On 13th August 2014, the Basel Institute on Governance published the 2014 Basel Anti-Money Laundering Index. This follows the other two previous releases issued since 2012. The Basel AML Index aims to assess the risk of money laundering in 162 countries across the world (Public version). To that end, the Index uses 14 indicators based on data from various publicly available sources such as the FATF, World Bank, Transparency International and World Economic Forum. This means that the Basel Institute does not generate its own data.
All that said, from the new Index the following outcome is possible to highlight:
- The top 10 countries identified as the highest risk countries are Iran, Afghanistan, Cambodia, Tajikistan, Guinea-Bissau, Iraq, Mali, Swaziland, Mozambique and Myanmar.

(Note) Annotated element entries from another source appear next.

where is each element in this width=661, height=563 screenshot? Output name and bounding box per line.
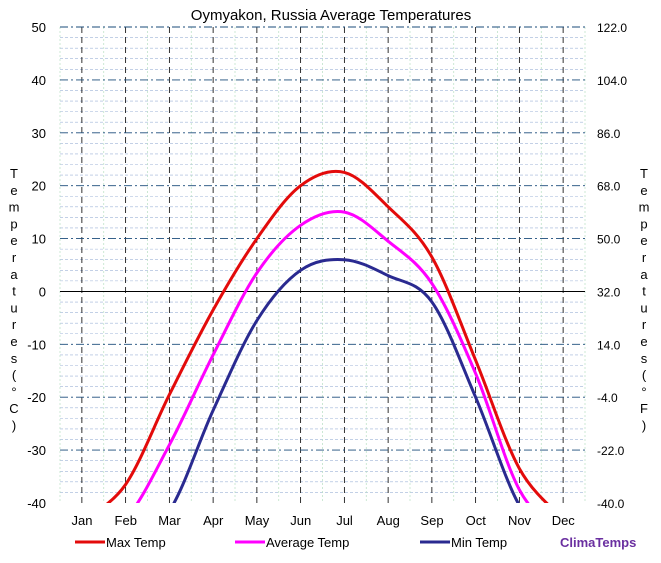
x-tick-label: Feb bbox=[115, 513, 137, 528]
y-right-tick-label: -4.0 bbox=[597, 391, 618, 405]
y-left-tick-label: 30 bbox=[32, 126, 46, 141]
y-right-tick-label: 50.0 bbox=[597, 233, 621, 247]
x-tick-label: Oct bbox=[466, 513, 487, 528]
y-right-tick-label: 104.0 bbox=[597, 74, 627, 88]
series-line-min-temp bbox=[172, 257, 520, 503]
y-right-tick-label: 122.0 bbox=[597, 21, 627, 35]
legend-label: Max Temp bbox=[106, 535, 166, 550]
x-tick-label: May bbox=[245, 513, 270, 528]
y-left-tick-label: -30 bbox=[27, 443, 46, 458]
y-right-tick-label: 32.0 bbox=[597, 285, 621, 299]
x-tick-label: Dec bbox=[552, 513, 576, 528]
y-left-tick-label: 20 bbox=[32, 179, 46, 194]
legend-label: Average Temp bbox=[266, 535, 349, 550]
brand-logo: ClimaTemps bbox=[560, 535, 636, 550]
x-tick-label: Nov bbox=[508, 513, 532, 528]
y-right-tick-label: -22.0 bbox=[597, 444, 625, 458]
legend-label: Min Temp bbox=[451, 535, 507, 550]
y-right-tick-label: 86.0 bbox=[597, 127, 621, 141]
x-tick-label: Jun bbox=[290, 513, 311, 528]
y-right-tick-label: 68.0 bbox=[597, 180, 621, 194]
y-left-tick-label: 0 bbox=[39, 284, 46, 299]
y-left-tick-label: -40 bbox=[27, 496, 46, 511]
y-left-tick-label: -20 bbox=[27, 390, 46, 405]
x-tick-label: Sep bbox=[420, 513, 443, 528]
y-left-tick-label: 40 bbox=[32, 73, 46, 88]
x-tick-label: Jan bbox=[72, 513, 93, 528]
chart-title: Oymyakon, Russia Average Temperatures bbox=[191, 7, 471, 24]
x-tick-label: Aug bbox=[377, 513, 400, 528]
y-left-tick-label: 50 bbox=[32, 20, 46, 35]
y-right-tick-label: 14.0 bbox=[597, 338, 621, 352]
y-right-tick-label: -40.0 bbox=[597, 497, 625, 511]
x-tick-label: Mar bbox=[158, 513, 181, 528]
y-left-tick-label: 10 bbox=[32, 232, 46, 247]
y-left-tick-label: -10 bbox=[27, 337, 46, 352]
x-tick-label: Apr bbox=[203, 513, 224, 528]
series-line-max-temp bbox=[105, 169, 549, 503]
x-tick-label: Jul bbox=[336, 513, 353, 528]
series-line-average-temp bbox=[135, 210, 530, 503]
legend: Max Temp Average Temp Min Temp bbox=[75, 535, 507, 550]
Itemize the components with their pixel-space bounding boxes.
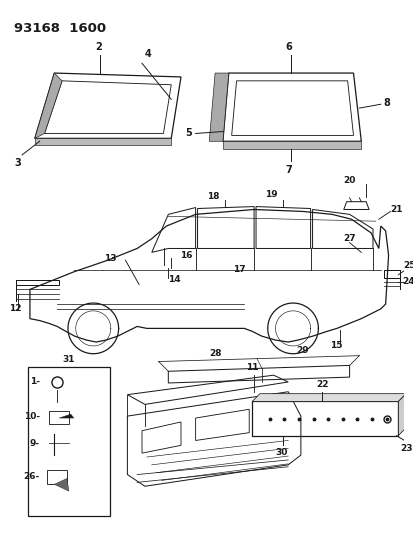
Text: 28: 28 [208, 349, 221, 358]
Text: 22: 22 [315, 380, 328, 389]
Text: 18: 18 [206, 192, 219, 201]
Text: 20: 20 [343, 176, 355, 185]
Polygon shape [35, 139, 171, 145]
Text: 30: 30 [275, 448, 287, 457]
Text: 14: 14 [167, 275, 180, 284]
Text: 8: 8 [383, 98, 389, 108]
Polygon shape [222, 141, 361, 149]
Text: 7: 7 [285, 165, 292, 175]
Text: 17: 17 [233, 265, 245, 274]
Text: 26-: 26- [24, 472, 40, 481]
Polygon shape [54, 479, 69, 491]
Text: 5: 5 [185, 128, 191, 139]
Text: 16: 16 [179, 251, 192, 260]
Text: 31: 31 [62, 356, 75, 365]
Text: 4: 4 [145, 50, 151, 59]
Text: 24: 24 [402, 277, 413, 286]
Polygon shape [35, 73, 62, 139]
Polygon shape [252, 394, 405, 401]
Text: 25: 25 [402, 261, 413, 270]
Text: 93168  1600: 93168 1600 [14, 22, 106, 35]
Text: 27: 27 [342, 234, 355, 243]
Text: 2: 2 [95, 42, 101, 52]
Polygon shape [397, 394, 405, 435]
Polygon shape [209, 73, 228, 141]
Text: 11: 11 [245, 364, 258, 372]
Text: 13: 13 [103, 254, 116, 263]
Text: 19: 19 [265, 190, 277, 199]
Text: 3: 3 [15, 158, 21, 168]
Text: 29: 29 [296, 346, 309, 354]
Text: 9-: 9- [29, 439, 40, 448]
Text: 12: 12 [9, 304, 21, 313]
Text: 6: 6 [285, 42, 292, 52]
Text: 10-: 10- [24, 411, 40, 421]
Text: 15: 15 [329, 342, 342, 350]
Polygon shape [59, 414, 74, 418]
Text: 21: 21 [389, 205, 402, 214]
Text: 23: 23 [399, 445, 411, 454]
Text: 1-: 1- [30, 376, 40, 385]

- Among the OECD countries, Austria, Germany, Greece, Japan, Luxembourg, Switzerland and Turkey are the worst performers with an above average high risk score.
- The Sub-Saharan African region has the greatest risk worldwide with Guinea-Bissau, Kenya, Mali, Mozambique, Swaziland and Uganda as the top highest risk countries within their region.
- Croatia, Dominica, Grenada, Macedonia and St. Lucia have seen the biggest improvements from the previous 2013 edition by significantly lowering their money laundering/terrorism financing risk scores.
- The countries that significantly worsened their scores in their assessment of AML/CFT frameworks are Brazil, Ivory Coast, Panama and Saudi Arabia.
- Among the top 20 countries, 14 are EU Members as follows: Finland, Estonia, Slovenia, Lithuania, Bulgaria, Belgium, Poland, Malta, Hungary, Sweden, Croatia, Portugal, Denmark, and Ireland.
As a consequence, given that the EU wants to be at the forefront of the battle against money laundering, it seems that the EU’s homework has been partially done. Whilst it is positive that more than two third of the best 20 countries is an EU Member, there is still an area of concern as major EU members and financial centres such as the UK, Germany, France and Italy are not ranked among those countries.
In light of the preliminary approval of a Proposal of the 4th EU AML Directive by the EU Parliament (last June), it can be hoped that once the proposal is approved, the consequent review of EU national legislations could tighten AML national regulations so that even those countries could improve their ranks contributing as well to ameliorate the EU’s position as a whole. It also can be added that these countries would not have excuses in not knowing their deficiencies once they will carry out their national risk assessment, as set out by the EU Proposal as a new national measure.